Ó, meu glorioso São Sebastião!11 Imploro o vosso divino auxílio e proteção. Guardai-me e defendei-me dos meus inimigos. Andando viajando, dormindo, acordado, trabalhando e negociando. Quebrantai-lhe as suas forças, ódio, vingança, furor. Qualquer mal que tiverem contra mim. Olhos tenham não me vejam; Mãos tenham não me peguem nem me façam mal nenhum. Pés tenham não me persigam. Bocas tenham, não fale e nem mintam contra mim. Armas, não tenham poder de me ferir. Cordas, correntes não me amarrem. As prisões para mim se abram as portas. Arrebentem-se as chaves. Que esteja eu livre de guerra. Meu corpo esteja fechado contra todo mal que houver contra mim. Fome, peste e guerra...

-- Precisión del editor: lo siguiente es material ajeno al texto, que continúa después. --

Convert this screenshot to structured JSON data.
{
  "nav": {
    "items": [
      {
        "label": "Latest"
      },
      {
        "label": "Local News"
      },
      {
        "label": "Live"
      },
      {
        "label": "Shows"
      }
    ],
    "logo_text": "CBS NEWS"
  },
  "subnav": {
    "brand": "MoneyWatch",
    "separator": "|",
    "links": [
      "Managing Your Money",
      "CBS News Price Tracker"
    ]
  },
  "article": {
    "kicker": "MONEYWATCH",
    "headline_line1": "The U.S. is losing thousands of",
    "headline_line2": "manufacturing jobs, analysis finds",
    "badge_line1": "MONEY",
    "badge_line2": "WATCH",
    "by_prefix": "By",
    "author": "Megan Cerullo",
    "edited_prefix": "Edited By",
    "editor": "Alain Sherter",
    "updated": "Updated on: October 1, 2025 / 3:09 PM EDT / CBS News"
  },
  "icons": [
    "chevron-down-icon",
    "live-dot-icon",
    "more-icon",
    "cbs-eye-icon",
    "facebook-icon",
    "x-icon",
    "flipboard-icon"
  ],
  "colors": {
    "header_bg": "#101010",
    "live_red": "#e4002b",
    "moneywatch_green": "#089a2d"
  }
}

Sin darme cuenta habíamos iniciado la marcha. Lo hacíamos en total silencio. Volví la espalda para ver si podía divisar a mi abuela. Solo alcancé a observar una mancha blanca en la oscuridad. Pero el calor y la fuerza con la que mi madre apretaba mi mano me hicieron contener las lágrimas y tranquilizaron mi joven corazón.

La noche se fundía en mi cuerpo y en el de mamá. El ruido de las ramas que se rompían debajo de nuestros pies cortaba el silencio nocturno. De repente, unos destellos de luz iluminaron el sendero y alcancé a vislumbrar a mi abuelo. Él nos señalaba el camino. Pude ver su sombrero de paja y, cuando quise decírselo a mi madre, ella, con un dulce pero firme apretujón, me invitó a seguir, en silencio.